A lo que íbamos. El concurso de Jerez premió como nombre para su licor una especie de síntesis gramatical que unía las dos condiciones: Jeriñac. De forma popular se atribuyó al propio Pemán la autoría del bautizo. Inútil, a la postre, porque nadie usa, ni ahora ni entonces, esa denominación espantosa. El vino se ha quedado como brandy de Jerez, aunque muchos seguimos llamándole coñac y se acabó. Pero la deriva nominal del champán embotellado fuera de la región francesa tuvo más suerte porque la palabra cava se ha impuesto en España de forma generalizada.

Como la historia tiende a repetirse, andan ahora a la greña por el derecho de los espumosos hechos fuera de Cataluña a llamarse así. Pero el presidente Putin ha dado con una solución aún mejor. Ha sacado una ley sobre bebidas alcohólicas que concede sólo a los champanskoe, que es como se llaman los espumosos en el idioma eslavo —no sé cómo se escribe la palabra en cirílico—, el derecho a etiquetarse como ‘champagne’. Ni siquiera los champanes procedentes de Francia podrán hacerlo, cosa que casa muy bien tanto con el espíritu legal de Putin como con la tradición surrealista. Parece que las grandes marcas francesas, con Moët Chandon a la cabeza, están dispuestas a pasar por el aro y borrar la palabra Champagne de sus etiquetas con tal de seguir exportando a Rusia.

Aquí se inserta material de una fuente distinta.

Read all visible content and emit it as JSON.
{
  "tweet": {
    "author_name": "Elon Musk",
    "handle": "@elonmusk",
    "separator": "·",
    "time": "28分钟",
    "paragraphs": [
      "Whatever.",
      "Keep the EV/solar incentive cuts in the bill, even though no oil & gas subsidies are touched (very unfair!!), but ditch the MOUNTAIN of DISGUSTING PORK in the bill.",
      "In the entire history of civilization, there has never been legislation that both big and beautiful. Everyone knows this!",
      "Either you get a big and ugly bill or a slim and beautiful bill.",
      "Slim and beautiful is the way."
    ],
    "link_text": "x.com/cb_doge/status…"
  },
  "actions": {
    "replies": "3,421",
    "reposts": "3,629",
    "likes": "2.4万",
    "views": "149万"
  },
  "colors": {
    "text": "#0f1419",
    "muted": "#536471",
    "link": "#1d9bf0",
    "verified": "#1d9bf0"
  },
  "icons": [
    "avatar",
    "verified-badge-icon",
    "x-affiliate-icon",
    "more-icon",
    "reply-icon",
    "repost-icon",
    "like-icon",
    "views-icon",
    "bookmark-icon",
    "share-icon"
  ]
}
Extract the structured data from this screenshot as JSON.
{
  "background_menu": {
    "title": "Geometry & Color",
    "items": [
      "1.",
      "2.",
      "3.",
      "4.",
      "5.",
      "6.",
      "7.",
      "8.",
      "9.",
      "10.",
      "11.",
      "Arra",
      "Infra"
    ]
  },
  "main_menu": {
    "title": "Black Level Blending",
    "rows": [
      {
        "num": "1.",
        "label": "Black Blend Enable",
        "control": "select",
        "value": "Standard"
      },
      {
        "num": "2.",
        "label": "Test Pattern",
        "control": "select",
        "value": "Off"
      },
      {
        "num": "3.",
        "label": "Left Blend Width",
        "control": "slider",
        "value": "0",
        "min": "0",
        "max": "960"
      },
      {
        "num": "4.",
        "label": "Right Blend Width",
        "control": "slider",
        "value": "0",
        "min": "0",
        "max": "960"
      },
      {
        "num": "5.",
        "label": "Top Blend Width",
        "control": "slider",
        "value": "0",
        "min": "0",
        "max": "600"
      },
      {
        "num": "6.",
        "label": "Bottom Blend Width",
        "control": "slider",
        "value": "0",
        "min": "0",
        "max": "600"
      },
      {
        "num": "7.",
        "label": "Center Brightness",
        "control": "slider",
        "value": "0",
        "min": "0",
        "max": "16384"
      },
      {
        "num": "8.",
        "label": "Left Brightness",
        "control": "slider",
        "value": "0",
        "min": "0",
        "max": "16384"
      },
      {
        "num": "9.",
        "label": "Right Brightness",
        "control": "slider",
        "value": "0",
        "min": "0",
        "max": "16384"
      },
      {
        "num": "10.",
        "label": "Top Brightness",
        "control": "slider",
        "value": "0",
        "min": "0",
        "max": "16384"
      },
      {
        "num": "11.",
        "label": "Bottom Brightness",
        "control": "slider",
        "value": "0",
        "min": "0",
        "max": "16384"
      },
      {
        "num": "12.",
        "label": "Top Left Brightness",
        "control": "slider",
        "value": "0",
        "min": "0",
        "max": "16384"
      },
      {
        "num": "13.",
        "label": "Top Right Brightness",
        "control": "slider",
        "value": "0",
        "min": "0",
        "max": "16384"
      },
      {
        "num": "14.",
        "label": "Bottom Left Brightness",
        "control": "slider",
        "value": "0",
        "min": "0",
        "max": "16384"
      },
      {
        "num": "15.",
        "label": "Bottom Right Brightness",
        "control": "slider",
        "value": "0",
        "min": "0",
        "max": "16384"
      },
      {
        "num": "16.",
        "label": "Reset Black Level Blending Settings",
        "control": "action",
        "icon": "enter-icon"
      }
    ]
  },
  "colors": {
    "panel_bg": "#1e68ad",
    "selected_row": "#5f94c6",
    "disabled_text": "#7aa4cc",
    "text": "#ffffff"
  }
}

El episodio dice mucho de la fe de los políticos actuales —y anteriores— en el poder de cambiar la realidad por decreto por más que la realidad sea tozuda y tienda a quedarse como estaba. Pero por probar, que no quede. Creo que en Mallorca se vendía un vodka hecho en Binissalem con el nombre de Moryoskoff. Recomiendo al alcalde de Cádiz que, ante el fracaso del Jeriñac, pruebe con Kichicola.